Maria Jose Urrea Munuera

Publicado el 11/04/2019 16:04

En los últimos años se ha incrementado notablemente el afecto por las intervenciones asistidas con animales como una elección terapéutica para un extenso rango de trastornos del desarrollo y discapacidades. La terapia asistida con animales tiene beneficios sociales, cognitivos y psicológicos (Fine, 2006). Asimismo, este tipo de terapias tiene numerosos beneficios en múltiples factores psicológicos como pueden ser la disminución de los niveles de ansiedad o la bajada de las pulsaciones y la presión arterial (Morrison, 2007). En concreto, con la equinoterapia se han logrado efectos positivos en intervenciones llevadas a cabo en niños y niñas con patologías neuromusculares y neurológicas como Trastornos del Espectro Autista (TEA), Trastornos de Déficit de Atención e Hiperactividad (TDAH), Síndrome de Down, Parálisis cerebral, disfunciones motoras, bloqueos emocionales y fobias .

“El médico cura, la naturaleza sana”. Hipócrates

En el siglo XVII, los antiguos griegos fueron los pioneros en utilizar los caballos como medio terapéutico, trataban a personas con trastornos neurológicos y baja autoestima.
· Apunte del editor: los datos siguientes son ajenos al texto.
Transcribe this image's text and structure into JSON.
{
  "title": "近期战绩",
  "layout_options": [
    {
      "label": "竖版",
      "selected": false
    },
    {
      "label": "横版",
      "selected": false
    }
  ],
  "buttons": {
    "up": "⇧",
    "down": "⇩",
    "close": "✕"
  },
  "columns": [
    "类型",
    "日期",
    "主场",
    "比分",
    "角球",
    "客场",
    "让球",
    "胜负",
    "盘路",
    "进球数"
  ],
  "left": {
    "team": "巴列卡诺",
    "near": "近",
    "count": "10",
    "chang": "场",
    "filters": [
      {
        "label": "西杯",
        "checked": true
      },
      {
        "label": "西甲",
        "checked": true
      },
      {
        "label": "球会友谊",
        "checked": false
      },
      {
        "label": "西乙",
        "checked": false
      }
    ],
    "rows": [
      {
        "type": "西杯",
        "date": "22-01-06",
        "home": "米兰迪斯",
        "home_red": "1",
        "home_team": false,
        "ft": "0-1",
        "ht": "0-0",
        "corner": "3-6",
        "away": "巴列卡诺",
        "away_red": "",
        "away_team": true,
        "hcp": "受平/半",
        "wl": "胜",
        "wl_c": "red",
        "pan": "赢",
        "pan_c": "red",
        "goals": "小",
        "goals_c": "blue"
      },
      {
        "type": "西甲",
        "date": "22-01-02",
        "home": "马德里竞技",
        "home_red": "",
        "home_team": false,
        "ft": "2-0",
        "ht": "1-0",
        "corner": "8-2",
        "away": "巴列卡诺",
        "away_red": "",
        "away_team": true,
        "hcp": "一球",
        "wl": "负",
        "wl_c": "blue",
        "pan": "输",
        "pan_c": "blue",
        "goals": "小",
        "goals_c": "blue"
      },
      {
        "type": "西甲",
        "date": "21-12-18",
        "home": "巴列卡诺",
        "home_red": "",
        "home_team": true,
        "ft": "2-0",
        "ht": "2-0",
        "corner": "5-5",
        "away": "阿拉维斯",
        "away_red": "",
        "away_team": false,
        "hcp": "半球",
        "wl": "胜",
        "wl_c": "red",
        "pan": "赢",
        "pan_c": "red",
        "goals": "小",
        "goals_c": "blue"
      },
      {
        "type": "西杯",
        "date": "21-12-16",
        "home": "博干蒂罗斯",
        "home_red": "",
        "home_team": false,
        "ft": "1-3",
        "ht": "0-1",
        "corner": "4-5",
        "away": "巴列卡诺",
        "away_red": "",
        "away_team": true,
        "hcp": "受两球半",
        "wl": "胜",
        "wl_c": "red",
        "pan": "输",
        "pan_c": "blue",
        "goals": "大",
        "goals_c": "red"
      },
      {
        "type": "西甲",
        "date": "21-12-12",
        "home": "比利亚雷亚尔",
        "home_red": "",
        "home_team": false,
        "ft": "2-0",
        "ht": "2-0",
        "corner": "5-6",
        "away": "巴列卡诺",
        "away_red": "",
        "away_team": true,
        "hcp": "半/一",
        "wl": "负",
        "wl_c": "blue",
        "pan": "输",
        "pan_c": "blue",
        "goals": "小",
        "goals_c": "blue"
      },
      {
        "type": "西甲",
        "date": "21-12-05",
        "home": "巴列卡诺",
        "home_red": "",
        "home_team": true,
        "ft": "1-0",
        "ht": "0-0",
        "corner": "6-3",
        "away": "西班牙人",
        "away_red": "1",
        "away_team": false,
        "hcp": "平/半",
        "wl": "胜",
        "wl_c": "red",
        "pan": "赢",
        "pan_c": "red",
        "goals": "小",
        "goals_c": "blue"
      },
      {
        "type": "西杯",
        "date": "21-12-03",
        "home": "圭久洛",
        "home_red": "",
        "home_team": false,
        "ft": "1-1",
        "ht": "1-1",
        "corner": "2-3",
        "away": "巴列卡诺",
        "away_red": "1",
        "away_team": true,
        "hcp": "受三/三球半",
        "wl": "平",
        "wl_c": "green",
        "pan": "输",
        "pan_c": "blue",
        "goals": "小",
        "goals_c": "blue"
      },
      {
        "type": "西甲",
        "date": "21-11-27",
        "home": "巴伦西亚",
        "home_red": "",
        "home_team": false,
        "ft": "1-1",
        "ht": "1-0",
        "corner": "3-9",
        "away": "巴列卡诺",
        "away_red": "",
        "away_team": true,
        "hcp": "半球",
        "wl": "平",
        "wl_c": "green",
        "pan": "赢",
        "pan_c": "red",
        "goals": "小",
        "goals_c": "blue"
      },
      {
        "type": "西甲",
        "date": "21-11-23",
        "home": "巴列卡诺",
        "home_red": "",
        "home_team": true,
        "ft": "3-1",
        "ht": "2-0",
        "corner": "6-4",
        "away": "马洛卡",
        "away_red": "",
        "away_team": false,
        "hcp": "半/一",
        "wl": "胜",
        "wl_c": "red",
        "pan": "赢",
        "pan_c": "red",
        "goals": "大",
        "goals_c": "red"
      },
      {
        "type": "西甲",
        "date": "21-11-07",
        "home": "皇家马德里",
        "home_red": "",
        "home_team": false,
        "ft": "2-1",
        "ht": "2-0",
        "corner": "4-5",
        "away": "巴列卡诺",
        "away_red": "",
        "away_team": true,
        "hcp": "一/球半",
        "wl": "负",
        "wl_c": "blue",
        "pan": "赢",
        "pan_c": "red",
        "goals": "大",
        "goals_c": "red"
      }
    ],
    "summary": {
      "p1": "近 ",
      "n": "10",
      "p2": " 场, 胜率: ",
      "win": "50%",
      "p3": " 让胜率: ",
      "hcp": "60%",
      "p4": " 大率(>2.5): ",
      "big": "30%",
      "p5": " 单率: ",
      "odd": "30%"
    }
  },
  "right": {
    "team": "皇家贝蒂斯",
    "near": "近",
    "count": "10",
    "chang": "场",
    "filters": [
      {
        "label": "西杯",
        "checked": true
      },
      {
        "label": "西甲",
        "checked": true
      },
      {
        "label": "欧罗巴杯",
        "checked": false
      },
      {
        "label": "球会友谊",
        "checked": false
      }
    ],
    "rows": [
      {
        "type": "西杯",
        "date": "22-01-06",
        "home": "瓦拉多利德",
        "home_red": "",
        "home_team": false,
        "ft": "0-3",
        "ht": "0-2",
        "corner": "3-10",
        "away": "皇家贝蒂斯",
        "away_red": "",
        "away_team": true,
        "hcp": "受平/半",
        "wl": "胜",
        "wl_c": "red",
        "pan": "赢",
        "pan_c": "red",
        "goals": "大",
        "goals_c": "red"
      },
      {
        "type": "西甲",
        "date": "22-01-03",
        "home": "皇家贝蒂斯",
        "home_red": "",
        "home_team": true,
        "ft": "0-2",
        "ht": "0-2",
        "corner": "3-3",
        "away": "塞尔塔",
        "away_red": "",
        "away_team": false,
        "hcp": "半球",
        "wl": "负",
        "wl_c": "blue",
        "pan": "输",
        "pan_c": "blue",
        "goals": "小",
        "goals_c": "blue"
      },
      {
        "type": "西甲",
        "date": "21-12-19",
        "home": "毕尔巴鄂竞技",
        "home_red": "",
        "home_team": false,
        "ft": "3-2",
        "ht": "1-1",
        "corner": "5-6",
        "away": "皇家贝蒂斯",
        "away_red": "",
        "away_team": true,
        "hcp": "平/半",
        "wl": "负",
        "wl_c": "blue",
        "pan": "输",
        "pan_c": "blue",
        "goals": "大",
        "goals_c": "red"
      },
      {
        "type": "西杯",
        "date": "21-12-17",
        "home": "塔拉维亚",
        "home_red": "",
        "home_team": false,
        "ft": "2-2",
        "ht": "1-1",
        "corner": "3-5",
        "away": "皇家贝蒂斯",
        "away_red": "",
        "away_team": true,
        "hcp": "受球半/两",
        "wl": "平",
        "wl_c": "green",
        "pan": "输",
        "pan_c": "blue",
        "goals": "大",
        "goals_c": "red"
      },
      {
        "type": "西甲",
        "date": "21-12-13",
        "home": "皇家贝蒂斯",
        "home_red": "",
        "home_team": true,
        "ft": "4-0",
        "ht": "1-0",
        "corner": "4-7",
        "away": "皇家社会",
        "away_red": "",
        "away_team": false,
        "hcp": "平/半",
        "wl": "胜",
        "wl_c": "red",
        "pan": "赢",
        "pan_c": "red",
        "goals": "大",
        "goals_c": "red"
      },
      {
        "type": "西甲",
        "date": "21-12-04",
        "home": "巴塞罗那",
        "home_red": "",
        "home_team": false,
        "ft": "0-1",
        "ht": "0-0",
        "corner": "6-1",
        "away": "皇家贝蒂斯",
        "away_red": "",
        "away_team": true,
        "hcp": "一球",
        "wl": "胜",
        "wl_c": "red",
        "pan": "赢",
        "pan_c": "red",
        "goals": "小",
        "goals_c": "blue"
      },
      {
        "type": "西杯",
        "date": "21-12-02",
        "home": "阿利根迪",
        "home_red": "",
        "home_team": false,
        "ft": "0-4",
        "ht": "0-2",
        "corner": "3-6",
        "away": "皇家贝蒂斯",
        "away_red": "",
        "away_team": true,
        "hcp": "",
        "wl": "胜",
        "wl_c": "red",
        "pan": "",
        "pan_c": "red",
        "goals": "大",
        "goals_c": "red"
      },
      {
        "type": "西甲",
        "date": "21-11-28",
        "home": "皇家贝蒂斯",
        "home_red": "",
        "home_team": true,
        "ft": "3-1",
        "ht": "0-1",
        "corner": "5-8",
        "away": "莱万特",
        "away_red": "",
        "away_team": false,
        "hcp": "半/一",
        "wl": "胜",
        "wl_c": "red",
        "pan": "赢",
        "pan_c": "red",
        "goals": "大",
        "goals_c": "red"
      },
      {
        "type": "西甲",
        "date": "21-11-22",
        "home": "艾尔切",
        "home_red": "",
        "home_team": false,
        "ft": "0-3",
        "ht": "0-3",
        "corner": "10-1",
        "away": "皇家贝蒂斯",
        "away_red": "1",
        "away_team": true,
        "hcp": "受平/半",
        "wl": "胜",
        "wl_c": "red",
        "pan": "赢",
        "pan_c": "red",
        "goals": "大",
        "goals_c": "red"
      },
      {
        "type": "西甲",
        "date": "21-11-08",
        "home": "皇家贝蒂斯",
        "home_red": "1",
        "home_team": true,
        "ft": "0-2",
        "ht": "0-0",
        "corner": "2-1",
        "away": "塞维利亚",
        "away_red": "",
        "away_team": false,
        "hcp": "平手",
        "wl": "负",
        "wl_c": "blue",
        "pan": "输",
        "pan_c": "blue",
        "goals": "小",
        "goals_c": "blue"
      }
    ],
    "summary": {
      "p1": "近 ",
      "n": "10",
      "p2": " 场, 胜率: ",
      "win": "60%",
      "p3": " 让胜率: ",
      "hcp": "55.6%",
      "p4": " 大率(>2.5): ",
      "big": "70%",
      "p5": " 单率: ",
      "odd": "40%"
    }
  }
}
La equinoterapia es una forma de intervención en la que se emplea el caballo y su entorno como instrumento de trabajo. Permite llevar a cabo un programa de rehabilitación integral individualizado diseñado por el equipo terapéutico que está compuesto por profesionales de tres ámbitos diferentes. Profesionales de la comunidad educativa como psicólogos, pedagogos y maestros; Profesionales del ámbito sanitario como fisioterapeutas; Y profesionales del ámbito ecuestre.

“El caballo es para el ser humano desde tiempos remotos más que un animal doméstico, un símbolo de libertad, de poderío y de jerarquía, es también quizás, el único animal que comunica sus atributos al jinete y se convierte en parte de él, juntos son uno, la moderna forma de nombrar a los centauros” Óscar Wilde.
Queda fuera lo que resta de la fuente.